RAIN: Real-time Animation Of Infinite Video Stream

Abstract

Live animation has gained immense popularity for enhancing online engagement, yet achieving high-quality, real-time, and stable animation with diffusion models remains challenging, especially on consumer-grade GPUs. Existing methods struggle with generating long, consistent video streams efficiently, often being limited by latency issues and degraded visual quality over extended periods. In this paper, we introduce RAIN, a pipeline solution capable of animating infinite video streams in real-time with low latency using a single RTX 4090 GPU. The core idea of RAIN is to efficiently compute frame-token attention across different noise levels and long time-intervals while simultaneously denoising a significantly larger number of frame-tokens than previous stream-based methods. This design allows RAIN to generate video frames with much shorter latency and faster speed, while maintaining long-range attention over extended video streams, resulting in enhanced continuity and consistency. Consequently, a Stable Diffusion model fine-tuned with RAIN in just a few epochs can produce video streams in real-time and low latency without much compromise in quality or consistency, up to infinite long. Despite its advanced capabilities, the RAIN only introduces a few additional 1D attention blocks, imposing minimal additional burden. Experiments in benchmark datasets and generating super-long videos demonstrating that RAIN can animate characters in real-time with much better quality, accuracy, and consistency than competitors while costing less latency. All code and models will be made publicly available.

Framework

RAIN adopts a pipeline-like design for inferencing on streaming video. The latent states are filled with frames with stepped noise levels. Each time the denoising process will be performed on a group of frames. Therefore RAIN supports generation of infinite long video.

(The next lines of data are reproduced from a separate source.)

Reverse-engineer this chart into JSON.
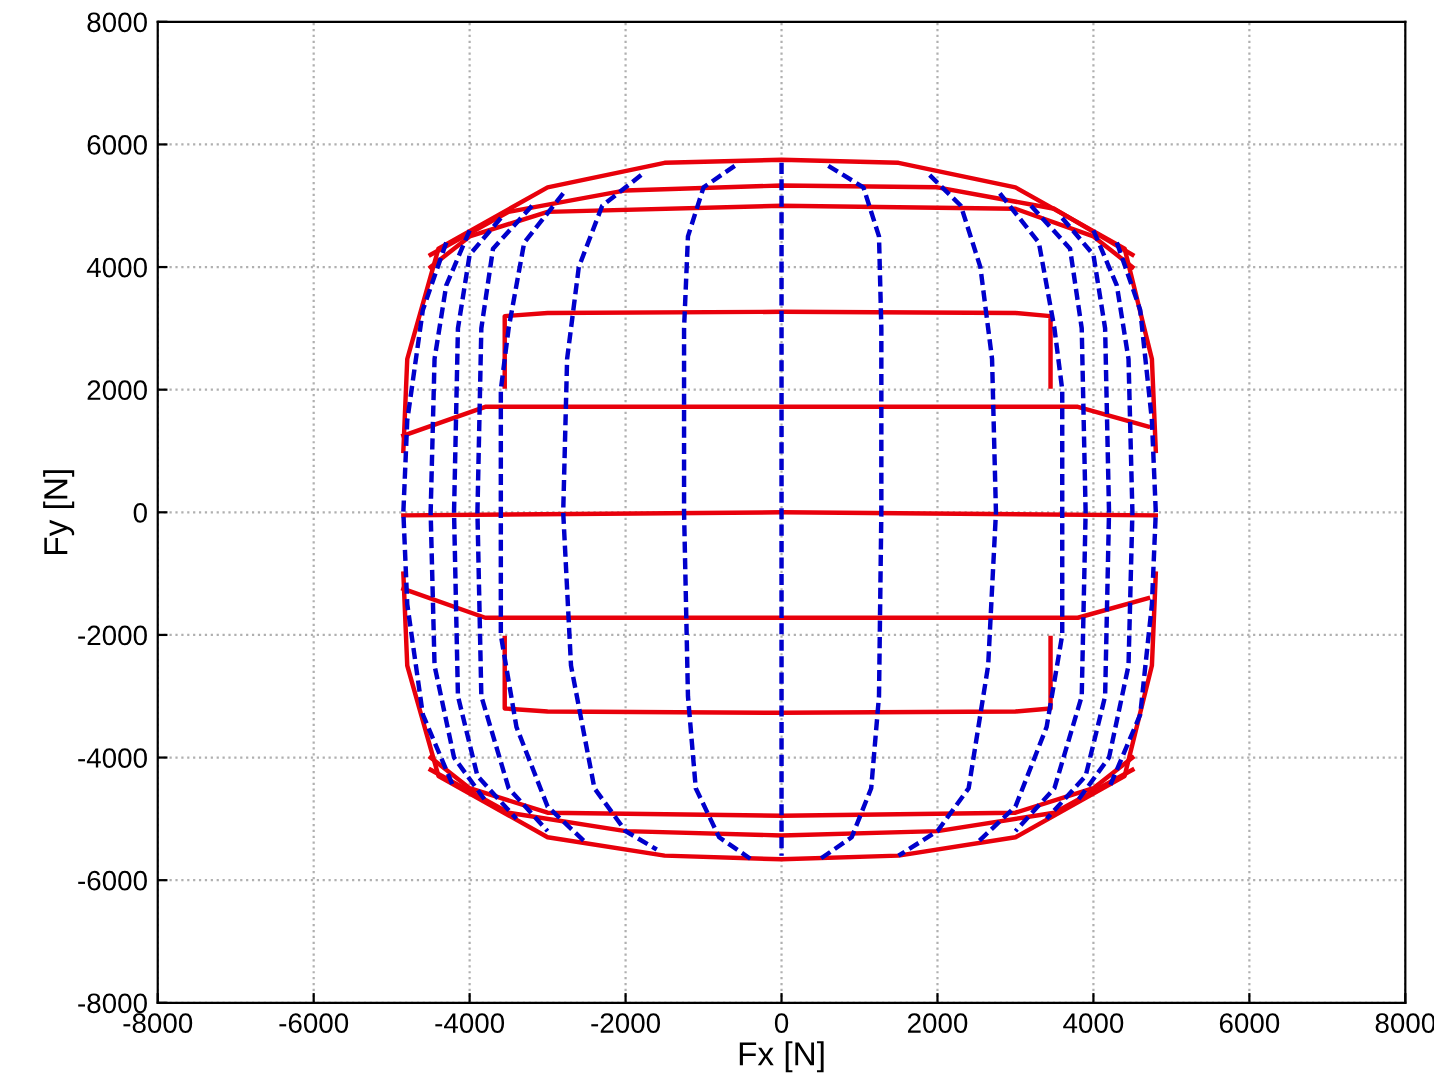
{
  "chart_data": {
    "type": "line",
    "xlabel": "Fx [N]",
    "ylabel": "Fy [N]",
    "xlim": [
      -8000,
      8000
    ],
    "ylim": [
      -8000,
      8000
    ],
    "xticks": [
      -8000,
      -6000,
      -4000,
      -2000,
      0,
      2000,
      4000,
      6000,
      8000
    ],
    "yticks": [
      -8000,
      -6000,
      -4000,
      -2000,
      0,
      2000,
      4000,
      6000,
      8000
    ],
    "grid": true,
    "legend": false,
    "series": [
      {
        "color": "#0000cc",
        "line_style": "dashed",
        "x": [
          0,
          0
        ],
        "values": [
          5700,
          -5600
        ]
      },
      {
        "color": "#0000cc",
        "line_style": "dashed",
        "x": [
          -600,
          -1000,
          -1200,
          -1250,
          -1250,
          -1200,
          -1100,
          -800,
          -400
        ],
        "values": [
          5650,
          5300,
          4500,
          3000,
          0,
          -3000,
          -4500,
          -5300,
          -5650
        ]
      },
      {
        "color": "#0000cc",
        "line_style": "dashed",
        "x": [
          600,
          1050,
          1250,
          1280,
          1280,
          1250,
          1150,
          900,
          500
        ],
        "values": [
          5650,
          5300,
          4500,
          3000,
          0,
          -3000,
          -4500,
          -5300,
          -5650
        ]
      },
      {
        "color": "#0000cc",
        "line_style": "dashed",
        "x": [
          -1800,
          -2300,
          -2600,
          -2750,
          -2800,
          -2700,
          -2400,
          -2000,
          -1600
        ],
        "values": [
          5500,
          5000,
          4000,
          2500,
          0,
          -2500,
          -4500,
          -5200,
          -5500
        ]
      },
      {
        "color": "#0000cc",
        "line_style": "dashed",
        "x": [
          1900,
          2300,
          2550,
          2700,
          2750,
          2650,
          2400,
          2000,
          1500
        ],
        "values": [
          5500,
          5000,
          4000,
          2500,
          0,
          -2500,
          -4500,
          -5200,
          -5600
        ]
      },
      {
        "color": "#0000cc",
        "line_style": "dashed",
        "x": [
          -2800,
          -3300,
          -3500,
          -3600,
          -3600,
          -3600,
          -3400,
          -3000,
          -2500
        ],
        "values": [
          5200,
          4400,
          3000,
          2000,
          0,
          -2000,
          -3500,
          -4800,
          -5400
        ]
      },
      {
        "color": "#0000cc",
        "line_style": "dashed",
        "x": [
          -3200,
          -3700,
          -3850,
          -3900,
          -3850,
          -3500,
          -3000
        ],
        "values": [
          5000,
          4300,
          3000,
          0,
          -3000,
          -4500,
          -5200
        ]
      },
      {
        "color": "#0000cc",
        "line_style": "dashed",
        "x": [
          -3600,
          -4000,
          -4150,
          -4200,
          -4150,
          -3900,
          -3400
        ],
        "values": [
          4800,
          4200,
          3000,
          0,
          -3000,
          -4300,
          -5000
        ]
      },
      {
        "color": "#0000cc",
        "line_style": "dashed",
        "x": [
          -4000,
          -4300,
          -4450,
          -4500,
          -4450,
          -4200,
          -3800
        ],
        "values": [
          4600,
          3700,
          2500,
          0,
          -2500,
          -4000,
          -4700
        ]
      },
      {
        "color": "#0000cc",
        "line_style": "dashed",
        "x": [
          -4300,
          -4600,
          -4800,
          -4850,
          -4800,
          -4600,
          -4200
        ],
        "values": [
          4400,
          3300,
          1500,
          0,
          -1500,
          -3300,
          -4500
        ]
      },
      {
        "color": "#0000cc",
        "line_style": "dashed",
        "x": [
          2800,
          3300,
          3500,
          3600,
          3600,
          3600,
          3400,
          3000,
          2500
        ],
        "values": [
          5200,
          4400,
          3000,
          2000,
          0,
          -2000,
          -3500,
          -4800,
          -5400
        ]
      },
      {
        "color": "#0000cc",
        "line_style": "dashed",
        "x": [
          3200,
          3700,
          3850,
          3900,
          3850,
          3500,
          3000
        ],
        "values": [
          5000,
          4300,
          3000,
          0,
          -3000,
          -4500,
          -5200
        ]
      },
      {
        "color": "#0000cc",
        "line_style": "dashed",
        "x": [
          3600,
          4000,
          4150,
          4200,
          4150,
          3900,
          3400
        ],
        "values": [
          4800,
          4200,
          3000,
          0,
          -3000,
          -4300,
          -5000
        ]
      },
      {
        "color": "#0000cc",
        "line_style": "dashed",
        "x": [
          4000,
          4300,
          4450,
          4500,
          4450,
          4200,
          3800
        ],
        "values": [
          4600,
          3700,
          2500,
          0,
          -2500,
          -4000,
          -4700
        ]
      },
      {
        "color": "#0000cc",
        "line_style": "dashed",
        "x": [
          4300,
          4600,
          4750,
          4800,
          4750,
          4600,
          4200
        ],
        "values": [
          4400,
          3300,
          1500,
          0,
          -1500,
          -3300,
          -4500
        ]
      },
      {
        "color": "#e8000b",
        "line_style": "solid",
        "x": [
          -4850,
          0,
          4800
        ],
        "values": [
          -50,
          0,
          -50
        ]
      },
      {
        "color": "#e8000b",
        "line_style": "solid",
        "x": [
          -4850,
          -3800,
          0,
          3800,
          4700
        ],
        "values": [
          1250,
          1720,
          1720,
          1720,
          1400
        ]
      },
      {
        "color": "#e8000b",
        "line_style": "solid",
        "x": [
          -4850,
          -3800,
          0,
          3800,
          4700
        ],
        "values": [
          -1250,
          -1720,
          -1720,
          -1720,
          -1400
        ]
      },
      {
        "color": "#e8000b",
        "line_style": "solid",
        "x": [
          -3550,
          -3550,
          -3000,
          0,
          3000,
          3450,
          3450
        ],
        "values": [
          2050,
          3200,
          3250,
          3270,
          3250,
          3200,
          2050
        ]
      },
      {
        "color": "#e8000b",
        "line_style": "solid",
        "x": [
          -3550,
          -3550,
          -3000,
          0,
          3000,
          3450,
          3450
        ],
        "values": [
          -2050,
          -3200,
          -3250,
          -3270,
          -3250,
          -3200,
          -2050
        ]
      },
      {
        "color": "#e8000b",
        "line_style": "solid",
        "x": [
          -4500,
          -4000,
          -3000,
          0,
          3000,
          4000,
          4500
        ],
        "values": [
          4000,
          4500,
          4900,
          5000,
          4950,
          4500,
          4000
        ]
      },
      {
        "color": "#e8000b",
        "line_style": "solid",
        "x": [
          -4500,
          -4000,
          -3000,
          0,
          3000,
          4000,
          4500
        ],
        "values": [
          -4000,
          -4500,
          -4900,
          -4950,
          -4900,
          -4500,
          -4000
        ]
      },
      {
        "color": "#e8000b",
        "line_style": "solid",
        "x": [
          -4500,
          -3500,
          -2000,
          0,
          2000,
          3500,
          4500
        ],
        "values": [
          4200,
          4900,
          5250,
          5330,
          5300,
          4950,
          4200
        ]
      },
      {
        "color": "#e8000b",
        "line_style": "solid",
        "x": [
          -4500,
          -3500,
          -2000,
          0,
          2000,
          3500,
          4500
        ],
        "values": [
          -4200,
          -4900,
          -5200,
          -5270,
          -5200,
          -4900,
          -4200
        ]
      },
      {
        "color": "#e8000b",
        "line_style": "solid",
        "x": [
          -4850,
          -4800,
          -4400,
          -3000,
          -1500,
          0,
          1500,
          3000,
          4400,
          4750,
          4800
        ],
        "values": [
          1000,
          2500,
          4300,
          5300,
          5700,
          5750,
          5700,
          5300,
          4300,
          2500,
          1000
        ]
      },
      {
        "color": "#e8000b",
        "line_style": "solid",
        "x": [
          -4850,
          -4800,
          -4400,
          -3000,
          -1500,
          0,
          1500,
          3000,
          4400,
          4750,
          4800
        ],
        "values": [
          -1000,
          -2500,
          -4300,
          -5300,
          -5600,
          -5660,
          -5600,
          -5300,
          -4300,
          -2500,
          -1000
        ]
      }
    ]
  }
}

For speeding up, RAIN adopts several methods of acceleration. We perform LCM Distillation on the UNet model, and adopts TAESDV as VAE Decoder. With TensorRT acceleration, RAIN generally runs at 18 fps with latency ~ 1.5s on single RTX 4090 with resolution of 512x512 and DWPose as feature extractor.

Wholebody Animation

Test Example from UBC-Fashion Dataset, the model is only trained on 500 video clips from training dataset.

Cross Domain Face Morphing

Face morphing examples, expressions and head positions of real face are mapped into anime faces.

Future

RAIN provides a possible way of rendering real-time animation with AI. We could expecting the future of combining AI together with CG in rendering games, live streams and virtual realities. In which we could take the great advantage of generalization from AI in rendering countless new scenes and objects, and also provide a more interactive way to participate in the synthesized world.